The attacker followed a “routine of recon commands, credential theft, lateral movement by abusing Windows protocols, and executing Cobalt Strike” on the compromised machine, Cybereason said in a blog post. Exfiltration of the victim’s data started two days after initial infection.
Malware Targets Financial Info
IcedID, also known as BokBot, is commonly known as a banking trojan used to steal financial information from its victims since 2017 and has been tied to the threat group TA551. Most recently, IcedID has been used as a dropper for other malware families and a tool for initial access brokers, Cybereason said.
The attackers borrowed some tactics, techniques and procedures (TTP) from other groups, Cybereason said, pointing to “several” of the TTPs it saw in IcedID attacks that had been attributed to Conti, Lockbit, FiveHands and others.
“Not only does this show a trend towards attackers sharing ideas across groups, but this also demonstrates how the ability to detect the techniques and tactics of one group can be applied to detecting others,” Cybereason said.
The deployment mechanisms observed during this case:
- Victim opens an archive.
- Victim clicks the ISO file, which creates a virtual disk.
- Victim navigates to the virtual disk and clicks the only file visible, which actually is an LNK file.
- LNK file runs a batch file which drops a DLL into a temporary folder and runs it with rundll32.exe.
- Rundll32.exe loads the DLL, which creates network connections to IcedID-related domains, downloading the IcedID payload.
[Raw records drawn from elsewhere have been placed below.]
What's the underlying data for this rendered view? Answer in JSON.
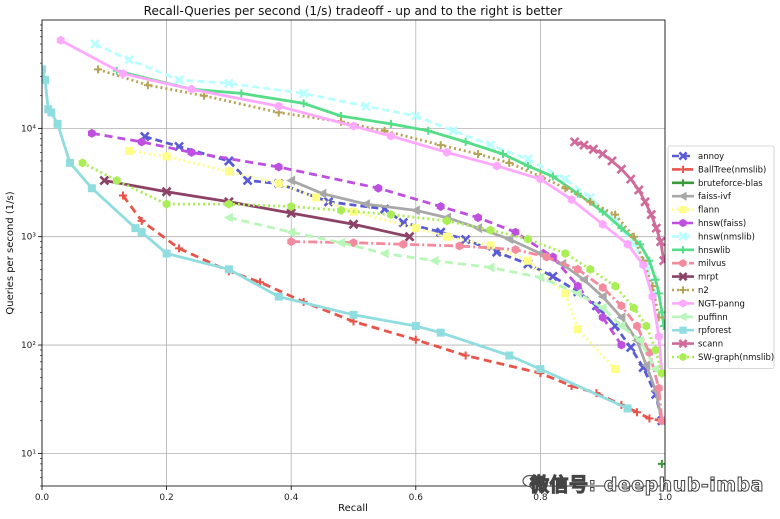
{
  "chart_data": {
    "type": "line",
    "title": "Recall-Queries per second (1/s) tradeoff - up and to the right is better",
    "xlabel": "Recall",
    "ylabel": "Queries per second (1/s)",
    "xlim": [
      0.0,
      1.0
    ],
    "ylim": [
      5,
      100000
    ],
    "yscale": "log",
    "xticks": [
      "0.0",
      "0.2",
      "0.4",
      "0.6",
      "0.8",
      "1.0"
    ],
    "yticks": [
      "10¹",
      "10²",
      "10³",
      "10⁴"
    ],
    "grid": true,
    "legend_position": "right",
    "series": [
      {
        "name": "annoy",
        "color": "#5b5bd6",
        "dash": "7,4",
        "marker": "x",
        "points": [
          [
            0.165,
            8400
          ],
          [
            0.22,
            6800
          ],
          [
            0.3,
            5000
          ],
          [
            0.33,
            3300
          ],
          [
            0.38,
            3100
          ],
          [
            0.46,
            2100
          ],
          [
            0.55,
            1800
          ],
          [
            0.58,
            1350
          ],
          [
            0.64,
            1100
          ],
          [
            0.68,
            940
          ],
          [
            0.73,
            720
          ],
          [
            0.78,
            560
          ],
          [
            0.82,
            430
          ],
          [
            0.86,
            310
          ],
          [
            0.89,
            230
          ],
          [
            0.92,
            150
          ],
          [
            0.945,
            95
          ],
          [
            0.965,
            62
          ],
          [
            0.985,
            35
          ],
          [
            0.995,
            20
          ]
        ]
      },
      {
        "name": "BallTree(nmslib)",
        "color": "#e8534a",
        "dash": "8,5",
        "marker": "+",
        "points": [
          [
            0.13,
            2400
          ],
          [
            0.16,
            1400
          ],
          [
            0.22,
            780
          ],
          [
            0.3,
            480
          ],
          [
            0.35,
            380
          ],
          [
            0.42,
            250
          ],
          [
            0.5,
            165
          ],
          [
            0.6,
            112
          ],
          [
            0.68,
            80
          ],
          [
            0.8,
            55
          ],
          [
            0.85,
            42
          ],
          [
            0.89,
            36
          ],
          [
            0.93,
            28
          ],
          [
            0.955,
            24
          ],
          [
            0.975,
            21
          ],
          [
            0.995,
            20
          ]
        ]
      },
      {
        "name": "bruteforce-blas",
        "color": "#3a9a3a",
        "dash": "none",
        "marker": "+",
        "points": [
          [
            0.995,
            8
          ]
        ]
      },
      {
        "name": "faiss-ivf",
        "color": "#a8a8a8",
        "dash": "none",
        "marker": "<",
        "points": [
          [
            0.4,
            3300
          ],
          [
            0.45,
            2500
          ],
          [
            0.52,
            2000
          ],
          [
            0.6,
            1750
          ],
          [
            0.65,
            1500
          ],
          [
            0.7,
            1200
          ],
          [
            0.75,
            950
          ],
          [
            0.8,
            700
          ],
          [
            0.835,
            560
          ],
          [
            0.87,
            400
          ],
          [
            0.9,
            280
          ],
          [
            0.93,
            180
          ],
          [
            0.955,
            110
          ],
          [
            0.97,
            65
          ],
          [
            0.985,
            38
          ],
          [
            0.995,
            20
          ]
        ]
      },
      {
        "name": "flann",
        "color": "#ffff88",
        "dash": "2,3",
        "marker": "s",
        "points": [
          [
            0.14,
            6200
          ],
          [
            0.2,
            5500
          ],
          [
            0.3,
            4000
          ],
          [
            0.38,
            3100
          ],
          [
            0.44,
            2300
          ],
          [
            0.5,
            1700
          ],
          [
            0.6,
            1200
          ],
          [
            0.65,
            1000
          ],
          [
            0.72,
            830
          ],
          [
            0.78,
            600
          ],
          [
            0.84,
            300
          ],
          [
            0.86,
            140
          ],
          [
            0.92,
            60
          ]
        ]
      },
      {
        "name": "hnsw(faiss)",
        "color": "#bf4fe0",
        "dash": "8,5",
        "marker": "h",
        "points": [
          [
            0.08,
            9000
          ],
          [
            0.16,
            7500
          ],
          [
            0.24,
            6000
          ],
          [
            0.38,
            4400
          ],
          [
            0.54,
            2800
          ],
          [
            0.64,
            1900
          ],
          [
            0.7,
            1500
          ],
          [
            0.76,
            1100
          ],
          [
            0.82,
            650
          ],
          [
            0.86,
            350
          ],
          [
            0.9,
            180
          ],
          [
            0.93,
            100
          ]
        ]
      },
      {
        "name": "hnsw(nmslib)",
        "color": "#b8ffff",
        "dash": "7,4",
        "marker": "x",
        "points": [
          [
            0.085,
            60000
          ],
          [
            0.14,
            43000
          ],
          [
            0.22,
            28000
          ],
          [
            0.3,
            26000
          ],
          [
            0.42,
            21000
          ],
          [
            0.52,
            16000
          ],
          [
            0.6,
            13000
          ],
          [
            0.66,
            9500
          ],
          [
            0.72,
            7000
          ],
          [
            0.78,
            5200
          ],
          [
            0.84,
            3400
          ],
          [
            0.88,
            2300
          ],
          [
            0.92,
            1400
          ],
          [
            0.95,
            850
          ],
          [
            0.97,
            550
          ],
          [
            0.985,
            300
          ]
        ]
      },
      {
        "name": "hnswlib",
        "color": "#55dd88",
        "dash": "none",
        "marker": "+",
        "points": [
          [
            0.12,
            34000
          ],
          [
            0.24,
            23000
          ],
          [
            0.32,
            21000
          ],
          [
            0.42,
            17000
          ],
          [
            0.48,
            13000
          ],
          [
            0.56,
            11000
          ],
          [
            0.62,
            9500
          ],
          [
            0.68,
            7500
          ],
          [
            0.74,
            5800
          ],
          [
            0.78,
            4500
          ],
          [
            0.82,
            3600
          ],
          [
            0.86,
            2500
          ],
          [
            0.9,
            1700
          ],
          [
            0.93,
            1200
          ],
          [
            0.96,
            850
          ],
          [
            0.975,
            600
          ],
          [
            0.985,
            400
          ],
          [
            0.99,
            300
          ],
          [
            0.995,
            200
          ],
          [
            0.998,
            150
          ]
        ]
      },
      {
        "name": "milvus",
        "color": "#f48a9e",
        "dash": "9,3,2,3",
        "marker": "h",
        "points": [
          [
            0.4,
            900
          ],
          [
            0.5,
            880
          ],
          [
            0.58,
            850
          ],
          [
            0.67,
            820
          ],
          [
            0.76,
            760
          ],
          [
            0.81,
            650
          ],
          [
            0.86,
            500
          ],
          [
            0.9,
            340
          ],
          [
            0.93,
            230
          ],
          [
            0.955,
            150
          ],
          [
            0.975,
            85
          ],
          [
            0.99,
            40
          ],
          [
            0.995,
            20
          ]
        ]
      },
      {
        "name": "mrpt",
        "color": "#8b4266",
        "dash": "none",
        "marker": "x",
        "points": [
          [
            0.1,
            3300
          ],
          [
            0.2,
            2600
          ],
          [
            0.3,
            2100
          ],
          [
            0.4,
            1650
          ],
          [
            0.5,
            1300
          ],
          [
            0.59,
            1000
          ]
        ]
      },
      {
        "name": "n2",
        "color": "#b7a355",
        "dash": "2,3",
        "marker": "+",
        "points": [
          [
            0.09,
            35000
          ],
          [
            0.17,
            25000
          ],
          [
            0.26,
            20000
          ],
          [
            0.38,
            14000
          ],
          [
            0.48,
            11500
          ],
          [
            0.55,
            9500
          ],
          [
            0.64,
            7000
          ],
          [
            0.7,
            5800
          ],
          [
            0.75,
            4800
          ],
          [
            0.8,
            3600
          ],
          [
            0.84,
            2800
          ],
          [
            0.88,
            2100
          ],
          [
            0.92,
            1600
          ],
          [
            0.95,
            1000
          ],
          [
            0.965,
            600
          ],
          [
            0.98,
            350
          ],
          [
            0.99,
            180
          ]
        ]
      },
      {
        "name": "NGT-panng",
        "color": "#ffa8ff",
        "dash": "none",
        "marker": "h",
        "points": [
          [
            0.03,
            65000
          ],
          [
            0.13,
            32000
          ],
          [
            0.24,
            23000
          ],
          [
            0.38,
            16000
          ],
          [
            0.5,
            10500
          ],
          [
            0.56,
            8500
          ],
          [
            0.65,
            6000
          ],
          [
            0.73,
            4500
          ],
          [
            0.8,
            3400
          ],
          [
            0.85,
            2200
          ],
          [
            0.9,
            1300
          ],
          [
            0.94,
            850
          ],
          [
            0.965,
            550
          ],
          [
            0.98,
            280
          ],
          [
            0.99,
            120
          ],
          [
            0.995,
            55
          ]
        ]
      },
      {
        "name": "puffinn",
        "color": "#b9f7b9",
        "dash": "8,5",
        "marker": "<",
        "points": [
          [
            0.3,
            1500
          ],
          [
            0.4,
            1100
          ],
          [
            0.48,
            880
          ],
          [
            0.55,
            700
          ],
          [
            0.63,
            600
          ],
          [
            0.72,
            520
          ],
          [
            0.8,
            420
          ],
          [
            0.86,
            300
          ],
          [
            0.9,
            220
          ],
          [
            0.93,
            150
          ],
          [
            0.96,
            110
          ],
          [
            0.985,
            60
          ]
        ]
      },
      {
        "name": "rpforest",
        "color": "#90dde0",
        "dash": "none",
        "marker": "s",
        "points": [
          [
            0.0,
            35000
          ],
          [
            0.005,
            28000
          ],
          [
            0.01,
            15000
          ],
          [
            0.015,
            14000
          ],
          [
            0.025,
            11000
          ],
          [
            0.045,
            4800
          ],
          [
            0.08,
            2800
          ],
          [
            0.15,
            1200
          ],
          [
            0.16,
            1100
          ],
          [
            0.2,
            700
          ],
          [
            0.3,
            500
          ],
          [
            0.38,
            280
          ],
          [
            0.5,
            190
          ],
          [
            0.6,
            150
          ],
          [
            0.64,
            130
          ],
          [
            0.75,
            80
          ],
          [
            0.8,
            60
          ],
          [
            0.94,
            26
          ]
        ]
      },
      {
        "name": "scann",
        "color": "#d06a9a",
        "dash": "none",
        "marker": "x",
        "points": [
          [
            0.855,
            7500
          ],
          [
            0.87,
            7000
          ],
          [
            0.885,
            6400
          ],
          [
            0.9,
            5800
          ],
          [
            0.915,
            5000
          ],
          [
            0.93,
            4200
          ],
          [
            0.945,
            3400
          ],
          [
            0.958,
            2700
          ],
          [
            0.968,
            2100
          ],
          [
            0.978,
            1600
          ],
          [
            0.986,
            1200
          ],
          [
            0.993,
            900
          ],
          [
            0.998,
            600
          ]
        ]
      },
      {
        "name": "SW-graph(nmslib)",
        "color": "#aaee55",
        "dash": "2,3",
        "marker": "h",
        "points": [
          [
            0.065,
            4800
          ],
          [
            0.12,
            3300
          ],
          [
            0.2,
            2000
          ],
          [
            0.3,
            2000
          ],
          [
            0.4,
            1900
          ],
          [
            0.48,
            1750
          ],
          [
            0.56,
            1600
          ],
          [
            0.65,
            1400
          ],
          [
            0.72,
            1150
          ],
          [
            0.78,
            950
          ],
          [
            0.84,
            700
          ],
          [
            0.88,
            500
          ],
          [
            0.92,
            350
          ],
          [
            0.95,
            220
          ],
          [
            0.97,
            150
          ],
          [
            0.985,
            90
          ],
          [
            0.995,
            55
          ]
        ]
      }
    ]
  },
  "watermark": {
    "text": "微信号: deephub-imba"
  }
}
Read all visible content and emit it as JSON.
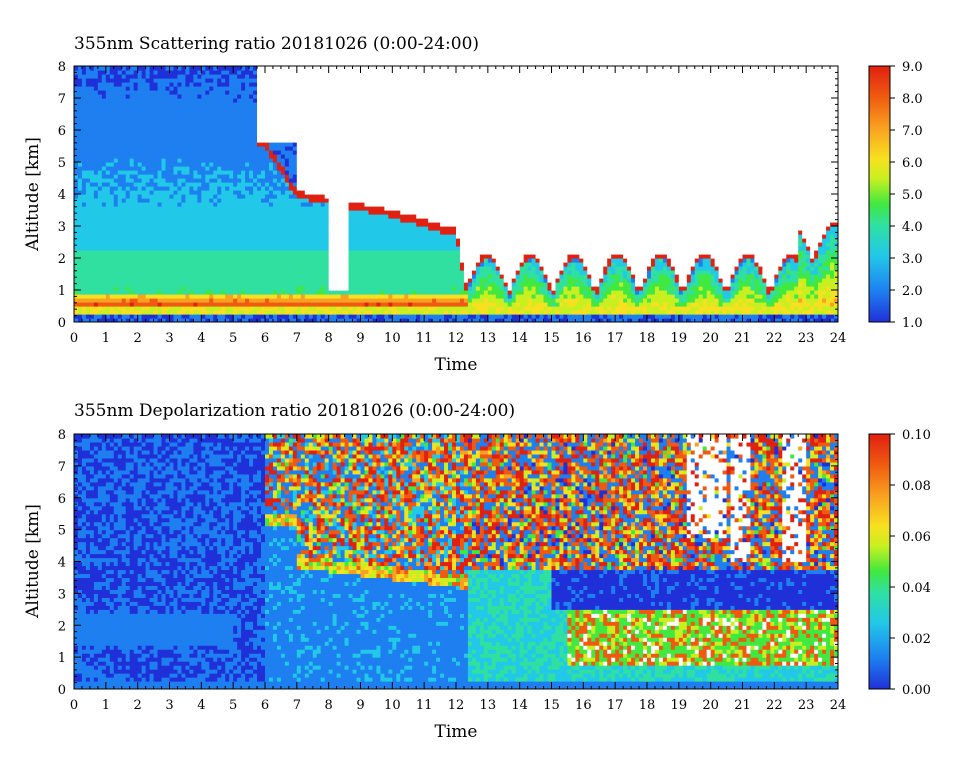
{
  "chart_data": [
    {
      "type": "heatmap",
      "title": "355nm Scattering ratio  20181026 (0:00-24:00)",
      "xlabel": "Time",
      "ylabel": "Altitude [km]",
      "xlim": [
        0,
        24
      ],
      "ylim": [
        0,
        8
      ],
      "x_ticks": [
        "0",
        "1",
        "2",
        "3",
        "4",
        "5",
        "6",
        "7",
        "8",
        "9",
        "10",
        "11",
        "12",
        "13",
        "14",
        "15",
        "16",
        "17",
        "18",
        "19",
        "20",
        "21",
        "22",
        "23",
        "24"
      ],
      "y_ticks": [
        "0",
        "1",
        "2",
        "3",
        "4",
        "5",
        "6",
        "7",
        "8"
      ],
      "colorbar": {
        "min": 1.0,
        "max": 9.0,
        "ticks": [
          "1.0",
          "2.0",
          "3.0",
          "4.0",
          "5.0",
          "6.0",
          "7.0",
          "8.0",
          "9.0"
        ]
      },
      "colormap": [
        "#2030d8",
        "#1e7ff0",
        "#22c8e8",
        "#30e0a0",
        "#40e840",
        "#c8f020",
        "#f8e020",
        "#f8a020",
        "#f05a10",
        "#e02010"
      ],
      "features": {
        "surface_layer_top_km": 0.8,
        "high_value_layer_km": [
          0.4,
          0.8
        ],
        "cloud_top_boundary": [
          [
            6,
            5.6
          ],
          [
            7,
            4.0
          ],
          [
            8,
            3.8
          ],
          [
            9,
            3.6
          ],
          [
            10,
            3.4
          ],
          [
            11,
            3.1
          ],
          [
            12,
            2.8
          ],
          [
            12.4,
            0.6
          ]
        ],
        "no_data_gaps_time": [
          [
            5.8,
            7.0
          ],
          [
            8.0,
            8.6
          ]
        ]
      }
    },
    {
      "type": "heatmap",
      "title": "355nm Depolarization ratio  20181026 (0:00-24:00)",
      "xlabel": "Time",
      "ylabel": "Altitude [km]",
      "xlim": [
        0,
        24
      ],
      "ylim": [
        0,
        8
      ],
      "x_ticks": [
        "0",
        "1",
        "2",
        "3",
        "4",
        "5",
        "6",
        "7",
        "8",
        "9",
        "10",
        "11",
        "12",
        "13",
        "14",
        "15",
        "16",
        "17",
        "18",
        "19",
        "20",
        "21",
        "22",
        "23",
        "24"
      ],
      "y_ticks": [
        "0",
        "1",
        "2",
        "3",
        "4",
        "5",
        "6",
        "7",
        "8"
      ],
      "colorbar": {
        "min": 0.0,
        "max": 0.1,
        "ticks": [
          "0.00",
          "0.02",
          "0.04",
          "0.06",
          "0.08",
          "0.10"
        ]
      },
      "colormap": [
        "#2030d8",
        "#1e7ff0",
        "#22c8e8",
        "#30e0a0",
        "#40e840",
        "#c8f020",
        "#f8e020",
        "#f8a020",
        "#f05a10",
        "#e02010"
      ],
      "features": {
        "noisy_high_region_start_time": 6,
        "high_depol_band_km": [
          1.0,
          2.5
        ],
        "low_depol_band_km": [
          2.5,
          3.8
        ],
        "no_data_gaps_time": [
          [
            19.2,
            20.5
          ],
          [
            20.6,
            21.2
          ],
          [
            22.2,
            23.0
          ]
        ]
      }
    }
  ]
}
- IcedID payload is loaded into the process.
How to Protect Your Organization
Cybereason provided the following recommendations for organizations to protect themselves:
- Phishing email protection. If possible, block or quarantine password-protected zip files in your email gateway.
- Warn your users against similar threats. Use caution when handling files that are out of the ordinary and from the internet (ex – ISO and LNK files).
- Disable disk image file auto-mounting. To avoid this infection technique to succeed, please consider disabling auto-mounting of disk image files (mainly, .iso, .img, .vhd, and .vhdx) globally through GPOs.
- Block compromised users. Block users whose machines were involved in the attack, in order to stop or at least slow down attacker propagation over the network.
- Identify and block malicious network connections. Identify network flows toward malicious IPs or domains identified in the reports and block connections to stop the attacker from controlling the compromised machines.
- Reset Active Directory access. If Domain Controllers (DCs) were accessed by the attacker and potentially all accounts have been stolen, it is recommended that, when rebuilding the network, all AD accesses are reset.
- Engage Incident Response. It is important to investigate the actions of the attacker thoroughly to ensure you’ve not missed any activity and you’ve patched everything that needs to be patched.
- Cleanse compromised machines. Isolate and re-image all infected machines, to limit the risk of a second compromise or the attacker getting subsequent access to the network.